Pre-image of functions in C(L)

Let C(L) be the ring of all continuous real functions on a frame L and S\subseteq{\mathbb R}. An \alpha\in C(L) is said to be an overlap of S, denoted by \alpha\blacktriangleleft S, whenever u\cap S\subseteq v\cap S implies \alpha(u)\leq\alpha(v) for every open sets u and v in \mathbb{R}. This concept was first introduced by A. Karimi-Feizabadi, A.A. Estaji, M. Robat-Sarpoushi in {\it Pointfree version of image of real-valued continuous functions} (۲۰۱۸).

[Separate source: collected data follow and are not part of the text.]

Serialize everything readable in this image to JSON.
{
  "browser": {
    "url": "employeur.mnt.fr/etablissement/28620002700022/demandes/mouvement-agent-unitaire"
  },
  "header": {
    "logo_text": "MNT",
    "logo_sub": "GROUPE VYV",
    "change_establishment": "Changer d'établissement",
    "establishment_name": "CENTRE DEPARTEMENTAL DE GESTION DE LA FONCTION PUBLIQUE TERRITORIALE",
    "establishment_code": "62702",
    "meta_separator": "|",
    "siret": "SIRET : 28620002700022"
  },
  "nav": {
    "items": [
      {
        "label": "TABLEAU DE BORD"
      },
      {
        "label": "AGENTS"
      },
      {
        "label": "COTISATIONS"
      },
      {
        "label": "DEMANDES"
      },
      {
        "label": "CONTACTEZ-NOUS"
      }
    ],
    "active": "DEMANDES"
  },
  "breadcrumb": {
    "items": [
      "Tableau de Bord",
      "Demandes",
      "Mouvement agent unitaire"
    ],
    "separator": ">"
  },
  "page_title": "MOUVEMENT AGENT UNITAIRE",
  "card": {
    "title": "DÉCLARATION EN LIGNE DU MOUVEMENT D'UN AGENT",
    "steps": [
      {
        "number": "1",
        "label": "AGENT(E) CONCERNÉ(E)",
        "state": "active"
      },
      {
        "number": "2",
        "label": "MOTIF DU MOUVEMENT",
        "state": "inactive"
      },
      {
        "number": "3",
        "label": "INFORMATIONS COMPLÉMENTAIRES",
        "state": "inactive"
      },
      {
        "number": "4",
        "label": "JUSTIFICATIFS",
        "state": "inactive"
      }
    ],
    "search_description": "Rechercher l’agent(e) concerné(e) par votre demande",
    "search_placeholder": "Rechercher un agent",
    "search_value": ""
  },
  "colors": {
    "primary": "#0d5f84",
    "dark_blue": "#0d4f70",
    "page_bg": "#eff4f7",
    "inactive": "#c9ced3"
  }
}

Although this concept is a suitable model for their purpose, it ultimately does not provide a clear definition of the range of continuous functions in the context of pointfree topology. In this paper, we will introduce a concept which is called pre-image, denoted by {\rm pim}, as a pointfree version of the image of real-valued continuous functions on a topological space X. We investigate this concept and in addition to showing {\rm pim}(\alpha)=\bigcap\{S\subseteq{\mathbb R}:~\alpha\blacktriangleleft S\}, we will see that this concept is a good surrogate for the image of continuous real functions. For instance, we prove, under some achievable conditions, we have {\rm pim}(\alpha\vee\beta)\subseteq {\rm pim}(\alpha)\cup {\rm pim}(\beta), {\rm pim}(\alpha\wedge\beta)\subseteq {\rm pim}(\alpha)\cap {\rm pim}(\beta), {\rm pim}(\alpha\beta)\subseteq {\rm pim}(\alpha){\rm pim}(\beta) and {\rm pim}(\alpha+\beta)\subseteq {\rm pim}(\alpha)+{\rm pim}(\beta).